Wat vond u goed aan de film?
‘Het was lichtvoetig, geen dramatisch drama. Ik kon me identificeren met de rijke hoofdpersoon in de rolstoel, omdat hij dezelfde mogelijkheden slash beperking heeft als ik – niet omdat ik nou zo rijk ben he – en ik kom uit hetzelfde milieu als de zwarte verzorger. Mijn eigen chauffeur was een boef, hij heeft wel iets van hem weg. Hij komt van Curaçao en hij is nogal direct en heel loyaal. Weet je wat het is met mensen van de straat? Je bent een klootzak, of een aardige vent. Dat is zo prettig. Als iemand je niet de hele dag het gevoel geeft dat je gehandicapt bent, maar normaal tegen je doet. In de hulpverlening word je al gauw een object. Het lijdend voorwerp. Ik wil dat mensen via mijn bedrijf zorg krijgen van iemand met wie het klikt. Dat is ook vergelijkbaar met de film. Dit is een film over een vriendschap tussen twee mannen, waarvan er eentje toevallig een handicap heeft.’

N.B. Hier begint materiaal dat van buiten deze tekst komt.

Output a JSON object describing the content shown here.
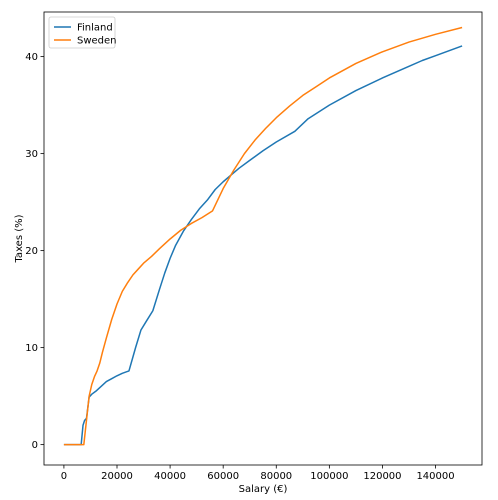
{
  "chart_data": {
    "type": "line",
    "xlabel": "Salary (€)",
    "ylabel": "Taxes (%)",
    "xlim": [
      -7500,
      157500
    ],
    "ylim": [
      -2.1,
      44.6
    ],
    "xticks": [
      0,
      20000,
      40000,
      60000,
      80000,
      100000,
      120000,
      140000
    ],
    "yticks": [
      0,
      10,
      20,
      30,
      40
    ],
    "grid": false,
    "legend_position": "top-left",
    "series": [
      {
        "name": "Finland",
        "color": "#1f77b4",
        "points": [
          [
            0,
            0
          ],
          [
            6500,
            0
          ],
          [
            7200,
            2.0
          ],
          [
            7800,
            2.5
          ],
          [
            8500,
            2.7
          ],
          [
            9500,
            4.9
          ],
          [
            10500,
            5.2
          ],
          [
            12000,
            5.5
          ],
          [
            14000,
            6.0
          ],
          [
            16000,
            6.5
          ],
          [
            18000,
            6.8
          ],
          [
            20000,
            7.1
          ],
          [
            22000,
            7.35
          ],
          [
            24500,
            7.6
          ],
          [
            27000,
            10.0
          ],
          [
            29000,
            11.8
          ],
          [
            31000,
            12.7
          ],
          [
            33500,
            13.8
          ],
          [
            36000,
            16.0
          ],
          [
            38000,
            17.7
          ],
          [
            40000,
            19.2
          ],
          [
            42000,
            20.5
          ],
          [
            45000,
            22.0
          ],
          [
            48000,
            23.2
          ],
          [
            51000,
            24.3
          ],
          [
            54000,
            25.2
          ],
          [
            57000,
            26.3
          ],
          [
            60000,
            27.1
          ],
          [
            63000,
            27.8
          ],
          [
            66000,
            28.5
          ],
          [
            70000,
            29.3
          ],
          [
            75000,
            30.3
          ],
          [
            80000,
            31.2
          ],
          [
            87000,
            32.3
          ],
          [
            92000,
            33.6
          ],
          [
            100000,
            35.0
          ],
          [
            110000,
            36.5
          ],
          [
            120000,
            37.8
          ],
          [
            130000,
            39.0
          ],
          [
            135000,
            39.6
          ],
          [
            140000,
            40.1
          ],
          [
            150000,
            41.1
          ]
        ]
      },
      {
        "name": "Sweden",
        "color": "#ff7f0e",
        "points": [
          [
            0,
            0
          ],
          [
            7500,
            0
          ],
          [
            8500,
            2.5
          ],
          [
            9500,
            5.0
          ],
          [
            10500,
            6.2
          ],
          [
            11500,
            7.0
          ],
          [
            12500,
            7.6
          ],
          [
            13500,
            8.4
          ],
          [
            14500,
            9.5
          ],
          [
            16000,
            11.0
          ],
          [
            18000,
            12.9
          ],
          [
            20000,
            14.5
          ],
          [
            22000,
            15.8
          ],
          [
            24000,
            16.7
          ],
          [
            26000,
            17.5
          ],
          [
            28000,
            18.1
          ],
          [
            30000,
            18.7
          ],
          [
            33000,
            19.4
          ],
          [
            36000,
            20.2
          ],
          [
            40000,
            21.2
          ],
          [
            44000,
            22.1
          ],
          [
            48000,
            22.8
          ],
          [
            52000,
            23.4
          ],
          [
            56000,
            24.1
          ],
          [
            60000,
            26.4
          ],
          [
            64000,
            28.3
          ],
          [
            68000,
            30.0
          ],
          [
            72000,
            31.4
          ],
          [
            76000,
            32.6
          ],
          [
            80000,
            33.7
          ],
          [
            85000,
            34.9
          ],
          [
            90000,
            36.0
          ],
          [
            95000,
            36.9
          ],
          [
            100000,
            37.8
          ],
          [
            110000,
            39.3
          ],
          [
            120000,
            40.5
          ],
          [
            130000,
            41.5
          ],
          [
            140000,
            42.3
          ],
          [
            150000,
            43.0
          ]
        ]
      }
    ]
  }
}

Vindt u het belangrijk om een bijdrage aan de samenleving te leveren?
‘Ja, want het zou jammer zijn als ik alleen maar veel kost. Ik moet iets terugdoen. Maar, hoe formuleer ik dat – niet iedereen kan hetzelfde leveren. Sommigen doen het onbewust, denk ik. Je kunt mensen inspireren. Mensen zonder beperking kunnen iets leren over hun eigen kwetsbaarheid van mensen met een beperking. Stel dat je alleen maar werkt de hele dag en iemand in je omgeving krijgt een ongeluk, dan zou je kunnen denken: werken is niet alles. Ik geniet van kleine dingen, hoewel ik ook grote dingen doe. Misschien breng ik anderen op ideeën. Het is goed om dat bewustzijn te trainen. Daar kunnen gehandicapte mensen een rol in spelen. Helpen de waarden van het leven te definiëren.’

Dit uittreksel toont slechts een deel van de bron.